今回は印刷で起こりやすいトラブルの1つである「オーバープリント」について紹介したいと思います。

オーバープリントにもメリット、デメリットの側面がありますが、今回は印刷の際にオーバープリントによって生じるトラブルの一例を紹介します。
事前に知っておくことで簡単に回避できますので、ぜひこの機会に覚えていただければと思います。

オーバープリントとは?

まずオーバープリントについてですが、簡単に説明すると色を重ねて印刷をすることです。

通常、上の図の背景と文字のように色が重なったデザインの場合、文字の部分を白抜きにした背景の版と文字だけの版で印刷を行います。

このときにインクの水分などで紙が伸縮し、それぞれの版が微妙にずれることで起こる「版ズレが」生じることがあります。

版ズレによって、このように白抜きされた箇所が見えてしまうことがあり、文字の可読性も落ちてしまいます。
主にこのように文字の可読性を落とさないためにイラストレーターにはオーバープリントの設定があります。

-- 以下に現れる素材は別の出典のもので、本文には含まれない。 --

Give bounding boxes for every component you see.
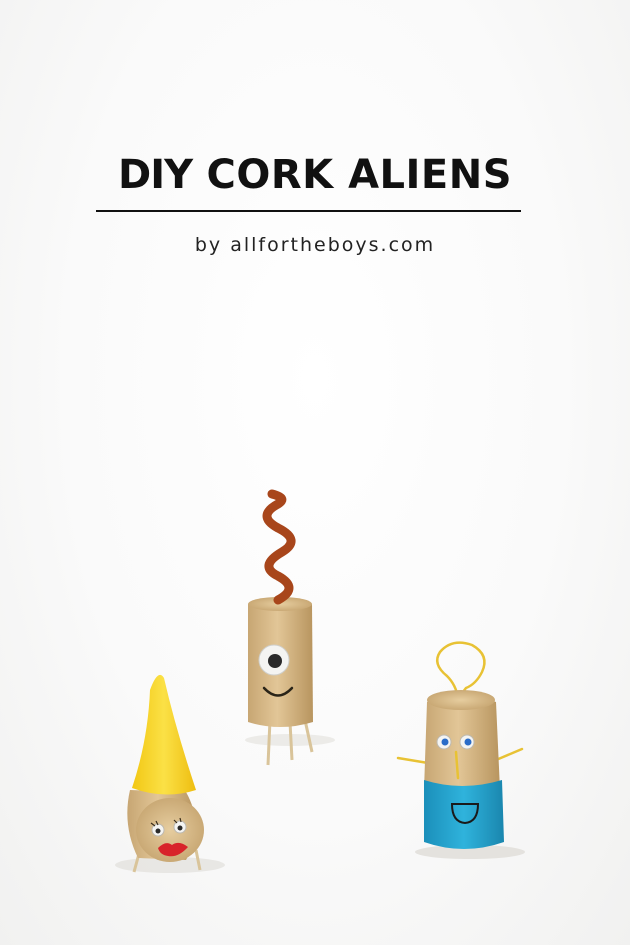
title-bold: DIY xyxy=(117,152,193,198)
title-rest: CORK ALIENS xyxy=(206,152,513,198)
eye-pupil xyxy=(155,828,161,834)
alien-leg xyxy=(288,721,294,761)
byline: by allfortheboys.com xyxy=(194,234,436,256)
page-title: DIY CORK ALIENS xyxy=(0,150,630,200)
eye-pupil xyxy=(464,738,472,746)
cork-top xyxy=(427,690,495,710)
felt-hat xyxy=(132,674,196,795)
pin-graphic: DIY CORK ALIENS by allfortheboys.com xyxy=(0,0,630,945)
eye-pupil xyxy=(268,654,282,668)
paper-shirt xyxy=(424,780,504,849)
eye-pupil xyxy=(177,825,183,831)
blue-shirt-alien xyxy=(396,641,524,849)
alien-leg xyxy=(266,719,272,766)
cyclops-alien xyxy=(248,489,314,766)
wire-arm xyxy=(494,747,524,762)
wire-arm xyxy=(396,756,430,765)
title-divider xyxy=(96,210,521,212)
eye-pupil xyxy=(441,738,449,746)
cork-aliens-photo xyxy=(115,489,525,873)
yellow-hat-alien xyxy=(127,674,204,873)
pipe-cleaner-antenna xyxy=(262,489,296,605)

対象のオブジェクト(今回の場合は「UPACKAGE」)に対して、「属性」→「塗りにオーバープリント」で設定することができます。

このようにオーバープリント設定がされると、白抜きはされずに背景のベタの上から文字の印刷がされます。
これによって先ほど紹介したような版ズレは起こらず、文字の可読性を維持できます。

ただ、上の図のように2色の異なる色が重なると、重なった部分は色が変化し、意図した色で仕上がりません。

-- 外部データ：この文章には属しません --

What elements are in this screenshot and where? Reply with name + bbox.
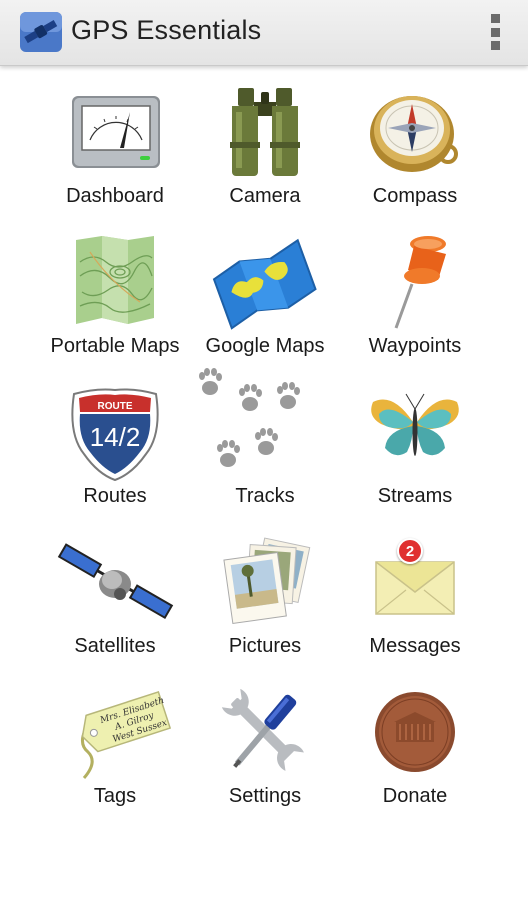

そのため通常はK100%で設定された部分以外は事前にオーバープリントの設定を外しておくか、印刷会社側で設定を解除することが一般的となっています。

K100%のデザインはオーバープリントに注意

そもそもオーバープリントの目的が、K100%の小さな文字や線などの可読性を落とさないためです。
そのため多くの印刷会社ではK100%のデザインや文字に関してはオーバープリントの設定で印刷を行います。

オーバープリント関連で最も多いトラブルが、このK100%の文字と背景デザインが重なったときに起こるオーバープリントです。

極端な例ですが、K100%の文字に異なる色の背景が一部重なるような場合です。

少し画面上では分かりづらいかもしれないですが、背景が無い部分と背景が重なった部分で色が微妙に異なります。
実際に仕上がった印刷物で確認すると意外と目立ちます。

文字以外にも人のイラストで髪の毛と頭部が重なった部分がオーバープリントとなっていることも多くあります。
見落としやすい部分でもありますので、データ作成時には注意して見返すようにしましょう。

K100%のオーバープリントを防ぐ方法

K100%のオーバープリントは簡単に防ぐことができます。
該当の部分はK100%だけで配色するのではなく、K100%に加えてCを1%~5%加えます。
これをやることによってK100%のオーバープリントはほぼ解消されます。

5%以上加えても効果はさほど変わらないので、1~5%程度を加えることをおすすめします。
加える色の濃度をあまり高くしすぎると、版ズレしたときに目立ってしまいます。

CMYをそれぞれ30%ずつ加えてしっかりとした濃い黒色のリッチブラックにするという方法もありますが、リッチブラックも版ズレのリスクがありますので、オーバープリントを防ぐ目的だけでしたら1%~5%で十分です。

 

今回は「オーバープリント」によって生じるトラブルについて紹介しました。
オーバープリントも含め、印刷で起こるトラブルは知っておかなければ防ぐことが難しいものがいくつかあります。
こんなはずじゃなかったとならないためにも、今回の記事を参考にしていただければ嬉しいです。